Sie setzte ein schmales Lächeln auf. »Das könnt ihr doch bestimmt besser.«
»Ja, Mrs. Sigsby!«
»Und jetzt mit echter Überzeugung.«
»JA, MRS. SIGSBY!« Diesmal stimmten selbst das Küchenpersonal, die MTAs und die Pfleger mit ein.
»Gut.« Mrs. Sigsby lächelte. »Um Lunge und Kopf klar zu bekommen, ist doch nichts besser geeignet als ein herzhaftes Ja, nicht wahr? Jetzt könnt ihr weiteressen.« Sie wandte sich an das weiß gewandete Küchenpersonal. »Und vor der Schlafenszeit gibt’s einen speziellen Leckerbissen, vorausgesetzt, unser Küchenchef kann Kuchen und Eiscreme zur Verfügung stellen. Wie steht es damit, Mr. Doug?«
Der Küchenchef formte Daumen und Zeigefinger zu einem Kreis. Jemand begann zu klatschen. Andere fielen ein. Während Mrs. Sigsby den Raum verließ, nickte sie dankend nach rechts und links. Sie marschierte mit erhobenem Kopf dahin; ihre Hände schwangen in winzigen, präzisen Bogen vor und zurück.
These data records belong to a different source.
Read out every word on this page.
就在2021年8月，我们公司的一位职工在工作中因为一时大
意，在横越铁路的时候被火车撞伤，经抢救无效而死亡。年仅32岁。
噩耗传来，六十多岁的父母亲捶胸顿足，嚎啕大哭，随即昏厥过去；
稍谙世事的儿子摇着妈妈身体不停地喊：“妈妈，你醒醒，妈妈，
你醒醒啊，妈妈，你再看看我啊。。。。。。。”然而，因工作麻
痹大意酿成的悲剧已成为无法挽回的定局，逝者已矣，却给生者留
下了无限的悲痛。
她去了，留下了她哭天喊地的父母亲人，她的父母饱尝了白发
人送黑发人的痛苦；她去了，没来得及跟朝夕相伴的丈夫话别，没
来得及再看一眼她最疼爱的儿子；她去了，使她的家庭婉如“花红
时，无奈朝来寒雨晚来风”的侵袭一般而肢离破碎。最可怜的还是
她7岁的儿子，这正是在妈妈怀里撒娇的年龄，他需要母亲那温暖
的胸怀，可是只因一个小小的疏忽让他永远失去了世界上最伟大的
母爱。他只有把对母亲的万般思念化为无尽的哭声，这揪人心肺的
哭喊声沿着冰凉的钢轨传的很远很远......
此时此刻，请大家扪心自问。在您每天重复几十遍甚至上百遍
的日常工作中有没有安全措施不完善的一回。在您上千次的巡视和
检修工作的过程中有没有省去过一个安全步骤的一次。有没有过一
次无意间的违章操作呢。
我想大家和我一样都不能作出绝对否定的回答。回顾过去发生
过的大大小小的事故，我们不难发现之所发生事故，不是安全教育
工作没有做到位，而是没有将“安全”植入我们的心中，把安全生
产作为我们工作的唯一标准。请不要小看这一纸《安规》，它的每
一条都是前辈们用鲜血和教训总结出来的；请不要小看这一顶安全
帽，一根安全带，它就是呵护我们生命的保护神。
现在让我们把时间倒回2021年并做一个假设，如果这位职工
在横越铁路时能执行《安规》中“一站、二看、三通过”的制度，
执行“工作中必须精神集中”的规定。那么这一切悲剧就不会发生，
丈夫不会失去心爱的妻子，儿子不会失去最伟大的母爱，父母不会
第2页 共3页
Um ihre Mundwinkel spielte ein leichtes Lächeln, das Luke an das der Mona Lisa erinnerte. Die Schar in Blau und Rosa trat auseinander, um ihr Platz zu machen.
Weiter applaudierend, beugte Avery sich zu Luke herüber und flüsterte: »Was sie gesagt hat, ist alles gelogen.«
Luke nickte beinahe unmerklich.
»Diese verdammte Bitch«, flüsterte Avery.
Mit demselben winzigen Nicken sandte Luke ihm eine kurze mentale Botschaft: Klatsch weiter.